7.4 GPU device code using OpenACC pragmas with the pgcc compiler¶
In this section we will finally see how we use OpenACC pragmas and pgcc compiler options to indicate that we want to execute the addition of the two arrays on the GPU device.
Same Command line and helper functions as before¶
Let’s examine the GPU OpenACC code below by starting with the compiler arguments shown at the bottom of the code. Here’s what each one means:
-fast : Use the highest level of code optimization.
-acc=gpu : Compile code for the GPU when encountering ‘#pragma acc’ lines.
-gpu=managed : Use managed memory between the host and the device. For more details, see the CUDA chapters in our PDC for Beginners book, at learnpdc.org. For most cases it is best to use this setting.
-Minfo=accel : Display information about how the code was compiled for the GPU. This helps us see whether the code generated is parallelized and how.
Next, let’s look at the OpenACC pragmas used on lines 10 and 11 in the code below.
The kernels directive on line 10 indicates that the next block of code should be executed on the GPU (if you are familiar with CUDA kernel functions, this name will make some sense).
The loop directive is indicating that this is a for loop that should be decomposed onto as many GPU threads as possible. The compiler will set up underlying CUDA blocks of threads for this task.

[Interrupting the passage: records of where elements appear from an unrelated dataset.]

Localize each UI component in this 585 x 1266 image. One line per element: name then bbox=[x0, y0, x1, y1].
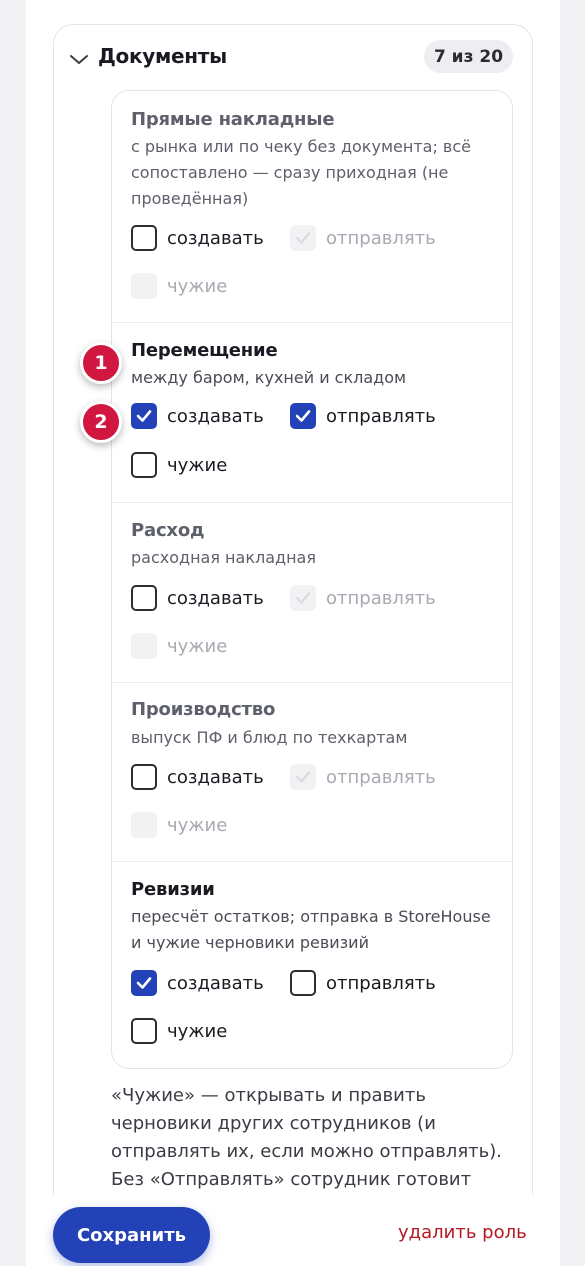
foreign-label: чужие bbox=[167, 814, 228, 836]
foreign-label: чужие bbox=[167, 635, 228, 657]
foreign-explanation-note: «Чужие» — открывать и править черновики … bbox=[111, 1085, 502, 1190]
foreign-checkbox-row: чужие bbox=[131, 273, 227, 299]
checkmark-icon bbox=[136, 977, 152, 989]
item-description: расходная накладная bbox=[131, 548, 316, 567]
foreign-label: чужие bbox=[167, 1020, 228, 1042]
foreign-label: чужие bbox=[167, 454, 228, 476]
foreign-checkbox-row: чужие bbox=[131, 812, 227, 838]
permission-item-expense: Расход расходная накладная создавать отп… bbox=[112, 503, 512, 683]
create-checkbox-row[interactable]: создавать bbox=[131, 225, 264, 251]
documents-card: Прямые накладные с рынка или по чеку без… bbox=[111, 90, 513, 1069]
create-checkbox[interactable] bbox=[131, 225, 157, 251]
create-checkbox-row[interactable]: создавать bbox=[131, 764, 264, 790]
section-title[interactable]: Документы bbox=[98, 44, 227, 68]
foreign-checkbox-disabled bbox=[131, 812, 157, 838]
send-checkbox-row[interactable]: отправлять bbox=[290, 403, 436, 429]
annotation-badge-2: 2 bbox=[80, 401, 122, 443]
create-checkbox[interactable] bbox=[131, 764, 157, 790]
item-description: выпуск ПФ и блюд по техкартам bbox=[131, 728, 408, 747]
item-title: Перемещение bbox=[131, 340, 278, 361]
foreign-label: чужие bbox=[167, 275, 228, 297]
chevron-down-icon[interactable] bbox=[68, 50, 90, 68]
item-description: между баром, кухней и складом bbox=[131, 368, 407, 387]
foreign-checkbox-row[interactable]: чужие bbox=[131, 452, 227, 478]
send-checkbox-row: отправлять bbox=[290, 585, 436, 611]
permissions-counter-badge: 7 из 20 bbox=[424, 40, 513, 73]
send-label: отправлять bbox=[326, 587, 436, 609]
create-checkbox[interactable] bbox=[131, 970, 157, 996]
item-title: Производство bbox=[131, 699, 276, 720]
create-checkbox[interactable] bbox=[131, 585, 157, 611]
delete-role-link[interactable]: удалить роль bbox=[398, 1222, 527, 1243]
create-checkbox-row[interactable]: создавать bbox=[131, 970, 264, 996]
send-checkbox-row: отправлять bbox=[290, 764, 436, 790]
send-label: отправлять bbox=[326, 405, 436, 427]
foreign-checkbox-row[interactable]: чужие bbox=[131, 1018, 227, 1044]
permission-item-production: Производство выпуск ПФ и блюд по техкарт… bbox=[112, 683, 512, 862]
send-checkbox-disabled bbox=[290, 764, 316, 790]
save-button[interactable]: Сохранить bbox=[53, 1207, 210, 1263]
send-label: отправлять bbox=[326, 766, 436, 788]
foreign-checkbox-disabled bbox=[131, 633, 157, 659]
foreign-checkbox[interactable] bbox=[131, 1018, 157, 1044]
create-checkbox[interactable] bbox=[131, 403, 157, 429]
send-checkbox-row: отправлять bbox=[290, 225, 436, 251]
item-description: пересчёт остатков; отправка в StoreHouse… bbox=[131, 907, 491, 952]
item-title: Расход bbox=[131, 520, 205, 541]
send-checkbox-row[interactable]: отправлять bbox=[290, 970, 436, 996]
checkmark-icon bbox=[295, 232, 311, 244]
send-checkbox-disabled bbox=[290, 225, 316, 251]
permission-item-transfer: Перемещение между баром, кухней и складо… bbox=[112, 323, 512, 503]
foreign-checkbox[interactable] bbox=[131, 452, 157, 478]
send-checkbox[interactable] bbox=[290, 970, 316, 996]
create-label: создавать bbox=[167, 587, 264, 609]
create-checkbox-row[interactable]: создавать bbox=[131, 403, 264, 429]
create-label: создавать bbox=[167, 227, 264, 249]
item-title: Ревизии bbox=[131, 879, 215, 900]
item-title: Прямые накладные bbox=[131, 109, 335, 130]
checkmark-icon bbox=[295, 410, 311, 422]
checkmark-icon bbox=[295, 592, 311, 604]
foreign-checkbox-disabled bbox=[131, 273, 157, 299]
checkmark-icon bbox=[295, 771, 311, 783]
permission-item-inventory: Ревизии пересчёт остатков; отправка в St… bbox=[112, 862, 512, 1068]
annotation-badge-1: 1 bbox=[80, 342, 122, 384]
create-label: создавать bbox=[167, 972, 264, 994]
send-label: отправлять bbox=[326, 227, 436, 249]
checkmark-icon bbox=[136, 410, 152, 422]
foreign-checkbox-row: чужие bbox=[131, 633, 227, 659]
item-description: с рынка или по чеку без документа; всё с… bbox=[131, 137, 471, 208]
permission-item-direct-invoices: Прямые накладные с рынка или по чеку без… bbox=[112, 91, 512, 323]
create-label: создавать bbox=[167, 405, 264, 427]
send-checkbox[interactable] bbox=[290, 403, 316, 429]
send-label: отправлять bbox=[326, 972, 436, 994]
send-checkbox-disabled bbox=[290, 585, 316, 611]
create-checkbox-row[interactable]: создавать bbox=[131, 585, 264, 611]
create-label: создавать bbox=[167, 766, 264, 788]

The independent directive is needed because when using the kernels directive, the compiler is very conservative and won’t parallelize the loop unless you indicate that the computations inside the loop are independent (that is, they contain no data dependencies and therefore can be executed independently in any order).
Note
With a GPU device containing thousands of cores, the programming model is different: we consider that there are enough threads to work on each data element of the array independently. This isn’t strictly true when our arrays are extremely large, but the GPU system manages which threads in different thread blocks will map to the updates of the elements of the arrays in the loop.
In the main program, code is executing on the host CPU until the function GPUadd() is called, then execution begins on the GPU with array memory being managed between the device and the host. When GPUadd() completes and device memory is copied back to the host, execution begins again on the host CPU.
Exercises
Run as is to see that the output still looks the same with small arrays.
- Note the compiler output after the ===== STANDARD ERROR ===== line in the output. Be careful to notice that the compiler is indicating two important concepts:
That the data in the array called x is being copied in from the host and the data in the array called y is being copied in and back out, as indicated by the keyword ‘copy’.
That the compiler is parallelizing the loop for the GPU and in this case is setting up gangs (equivalent to CUDA blocks) of 128 threads.
Remove ‘-n’, ‘10’ from the square brackets in the command arguments and run again with the default size.
Explore the need for the loop independent: try using [‘-n’, ‘8192’] for the command line arguments and eliminating the word ‘independent’ from the second pragma in the GPUadd function. carefully observe the compiler output. When you see output like this, you should be aware that the compiler is choosing not to run the loop in parallel. This is the result of the compiler being conservative- as the developer you need to tell it that the calculations are independent or it often will not choose to set up the parallelism.
Important point¶
As with other examples in this chapter, we are using openMP functions to time our code, and specifically how long it took to copy data to the device, compute the addition of each of the elements, and copy the result back. The main point you should see here: this version with GPUadd function runs slower than the previous CPU versions. We need more work to make running functions on the GPU device worthwhile. The idea here is that there is a cost for the data movement between the host and the GPU device. The amount of time for computations must be high enough so that the data movement time is an insignificant portion of the overall time. We will see examples where this is the case in the next couple of chapters.